Ikhbar.com: Ketua Komisi Perlindungan Anak Indonesia (KPAI), Ai Maryati Solihah mengungkapkan bahwa ada 3.883 laporan aduan kasus pelanggaran hak anak selama 2023.
Ia mengatakan, angka tersebut dibagi dalam dua bentuk, yakni pelanggaran terhadap pemenuhan hak anak (PHA), dan perlindungan khusus anak (PKA) yang tersebar dalam 15 bentuk-bentuk perlindungan khusus anak.
“Bentuk laporan pertama, terkait dengan pelanggaran hak anak di klaster hak sipil dan partisipasi anak 33 kasus dengan tiga aduan tertinggi, yaitu anak sebagai korban pemenuhan hak atas identitas, anak sebagai korban pemenuhan hak atas perlindungan kehidupan pribadi, dan anak sebagai korban pemenuhan hak berekspresi serta mengeluarkan pendapat dan eksploitasi anak selama masa kampanye Pemilu 2024,” ujar Maryati dalam konferensi pers tentang laporan akhir tahun KPAI 2023 di Jakarta pada Senin, 21 Januari 2024.
Laporan kedua, lanjut Maryati, yaini klaster lingkungan keluarga dan pengasuhan alternatif sebanyak 1.569 kasus yang dilaporkan dengan tiga aduan tertinggi. Kasus tersebut terdiri atas pengasuhan bermasalah, akses pelarangan bertemu, dan hak nafkah.
Maryati menyayangkan banyaknya kasus kekerasan terhadap anak sepanjang 2023 yang kebanyakan terjadi di lingkungan terdekat. Padahal seharusnya, keluarga menjadi tempat paling aman bagi anak.
“Hal tersebut menggambarkan bahwa keluarga yang seharusnya menjadi tempat paling aman dan nyaman bagi anak, tetapi justru sebaliknya kerap menjadi tempat pelanggaran hak anak. Padahal seharusnya ini menjadi kewajiban orang tua dalam memberikan pengasuhan, memelihara, mendidik, dan melindungi anak,” ucap dia.
Lebih lanjut, ia menjelaskan bahwa kasus ketiga berasal dari kluster kesehatan dan kesejahteraan anak sebanyak 86 kasus dengan tiga aduan tertinggi.
“Yaitu anak korban pemenuhan hak kesehatan dasar anak, anak korban malpraktik dalam layanan kesehatan, dan anak stunting,” ujar dia.
Di samping itu, kata dia, isu kesehatan pascapandemi terkait pemenuhan hak kesehatan dasar anak menjadi perhatian pemerintah.

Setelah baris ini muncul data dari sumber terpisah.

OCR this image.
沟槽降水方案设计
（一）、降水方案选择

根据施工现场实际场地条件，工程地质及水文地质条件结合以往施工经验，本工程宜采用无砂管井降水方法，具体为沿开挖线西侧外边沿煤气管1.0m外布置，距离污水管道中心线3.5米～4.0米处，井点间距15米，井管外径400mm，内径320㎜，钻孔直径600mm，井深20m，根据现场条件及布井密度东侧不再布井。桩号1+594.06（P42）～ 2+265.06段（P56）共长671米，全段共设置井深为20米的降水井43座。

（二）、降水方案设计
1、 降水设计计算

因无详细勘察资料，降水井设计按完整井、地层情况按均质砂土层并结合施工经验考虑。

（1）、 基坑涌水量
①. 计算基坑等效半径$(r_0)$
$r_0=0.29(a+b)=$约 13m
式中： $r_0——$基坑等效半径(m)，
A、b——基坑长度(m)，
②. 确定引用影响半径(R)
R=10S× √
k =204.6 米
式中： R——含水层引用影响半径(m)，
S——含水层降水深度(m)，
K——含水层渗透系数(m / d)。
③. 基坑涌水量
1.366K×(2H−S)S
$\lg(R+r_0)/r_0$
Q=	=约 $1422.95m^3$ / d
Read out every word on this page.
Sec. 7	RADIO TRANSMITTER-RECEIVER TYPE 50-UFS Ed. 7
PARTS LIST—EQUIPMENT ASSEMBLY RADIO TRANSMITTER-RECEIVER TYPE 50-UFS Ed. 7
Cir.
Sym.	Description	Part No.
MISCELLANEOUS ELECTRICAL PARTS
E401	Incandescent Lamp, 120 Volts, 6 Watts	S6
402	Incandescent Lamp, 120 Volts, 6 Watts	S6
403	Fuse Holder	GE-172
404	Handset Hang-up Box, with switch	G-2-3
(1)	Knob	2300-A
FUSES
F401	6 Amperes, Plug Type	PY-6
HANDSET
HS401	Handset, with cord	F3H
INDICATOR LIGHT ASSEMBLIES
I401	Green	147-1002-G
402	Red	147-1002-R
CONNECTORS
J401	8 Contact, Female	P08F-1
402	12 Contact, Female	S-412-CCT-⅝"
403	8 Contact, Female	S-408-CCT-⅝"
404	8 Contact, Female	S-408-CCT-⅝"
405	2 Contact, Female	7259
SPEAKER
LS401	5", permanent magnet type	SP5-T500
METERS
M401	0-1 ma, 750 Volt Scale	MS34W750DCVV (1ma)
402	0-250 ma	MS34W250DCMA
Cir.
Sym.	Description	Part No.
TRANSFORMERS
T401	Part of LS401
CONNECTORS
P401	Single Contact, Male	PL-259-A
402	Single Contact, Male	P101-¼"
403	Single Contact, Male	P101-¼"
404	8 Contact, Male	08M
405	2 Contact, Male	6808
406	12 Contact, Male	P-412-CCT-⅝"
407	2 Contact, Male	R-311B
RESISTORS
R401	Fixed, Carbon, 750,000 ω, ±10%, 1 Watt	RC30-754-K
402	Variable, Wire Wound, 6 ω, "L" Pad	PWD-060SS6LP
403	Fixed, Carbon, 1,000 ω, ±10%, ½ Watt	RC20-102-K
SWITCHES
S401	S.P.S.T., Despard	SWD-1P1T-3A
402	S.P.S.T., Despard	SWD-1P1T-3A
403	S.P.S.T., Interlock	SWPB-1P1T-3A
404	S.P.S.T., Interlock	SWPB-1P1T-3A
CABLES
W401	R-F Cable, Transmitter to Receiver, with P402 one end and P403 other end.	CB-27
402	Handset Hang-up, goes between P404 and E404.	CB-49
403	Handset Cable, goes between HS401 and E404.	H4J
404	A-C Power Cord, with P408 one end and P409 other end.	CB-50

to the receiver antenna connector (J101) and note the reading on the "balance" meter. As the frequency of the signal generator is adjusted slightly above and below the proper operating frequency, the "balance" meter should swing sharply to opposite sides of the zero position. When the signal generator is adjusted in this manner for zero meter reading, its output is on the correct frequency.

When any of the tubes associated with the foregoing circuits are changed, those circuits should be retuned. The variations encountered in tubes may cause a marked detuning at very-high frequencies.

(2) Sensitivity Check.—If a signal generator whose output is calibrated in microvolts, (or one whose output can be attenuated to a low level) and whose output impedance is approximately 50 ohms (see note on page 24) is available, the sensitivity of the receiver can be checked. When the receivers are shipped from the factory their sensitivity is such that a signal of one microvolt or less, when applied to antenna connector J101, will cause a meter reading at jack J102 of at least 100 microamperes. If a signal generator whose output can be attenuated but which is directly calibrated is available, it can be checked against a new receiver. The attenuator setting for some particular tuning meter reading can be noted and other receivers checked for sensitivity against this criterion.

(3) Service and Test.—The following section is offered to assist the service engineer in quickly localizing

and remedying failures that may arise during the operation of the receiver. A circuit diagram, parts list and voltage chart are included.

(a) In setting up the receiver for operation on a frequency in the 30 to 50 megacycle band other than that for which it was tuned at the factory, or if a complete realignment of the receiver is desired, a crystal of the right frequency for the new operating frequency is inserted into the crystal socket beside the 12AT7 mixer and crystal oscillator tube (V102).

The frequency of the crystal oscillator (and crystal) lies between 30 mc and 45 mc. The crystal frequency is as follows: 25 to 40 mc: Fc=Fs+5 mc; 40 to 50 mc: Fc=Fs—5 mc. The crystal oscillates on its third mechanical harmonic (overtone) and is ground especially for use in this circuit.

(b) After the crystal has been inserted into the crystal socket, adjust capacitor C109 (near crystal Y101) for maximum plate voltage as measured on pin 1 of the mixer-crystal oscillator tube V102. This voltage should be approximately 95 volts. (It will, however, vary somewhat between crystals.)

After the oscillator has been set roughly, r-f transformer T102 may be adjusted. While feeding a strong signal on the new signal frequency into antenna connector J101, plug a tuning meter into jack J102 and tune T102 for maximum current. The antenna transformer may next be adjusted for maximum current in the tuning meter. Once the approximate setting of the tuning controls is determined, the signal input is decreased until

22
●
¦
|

“Baik pemerintah, orang tua, serta masyarakat harus mendorong setiap anak untuk memperoleh hak atas kesehatan secara optimal sebagaimana mandat dalam undang-undang perlindungan anak,” katanya.
Keempat, lanjut Maryati, yakni klaster pendidikan, waktu luang, budaya dan agama sebanyak 329 pelanggaran hak anak dengan tiga aduan tertinggi, yakni anak korban perundungan di satuan pendidikan, anak korban kebijakan, dan anak korban pemenuhan hak fasilitas pendidikan.
“Isu tiga dosa pendidikan, utamanya kasus perundungan di satuan pendidikan juga mewarnai aduan KPAI serta pemberitaan media setiap saat,” ucap Maryati.
Ia berharap, banyaknya kasus di satuan pendidikan tidak akan lagi terulang. Sebab menurutnya, sdunia pendidikan harus menjadi tempat yang ramah, aman, dan menyenangkan bagi setiap anak.
“Sehingga pendidikan ramah anak yang merupakan hak anak bisa diwujudkan,” tegas dia.
Kelima, yakni klaster PKA sebanyak 1.866 kasus dengan tiga aduan kasus tertinggi, yakni anak korban kejahatan seksual, anak korban kekerasan fisik atau psikis (anak sebagai korban penganiayaan), dan anak berhadapan dengan hukum.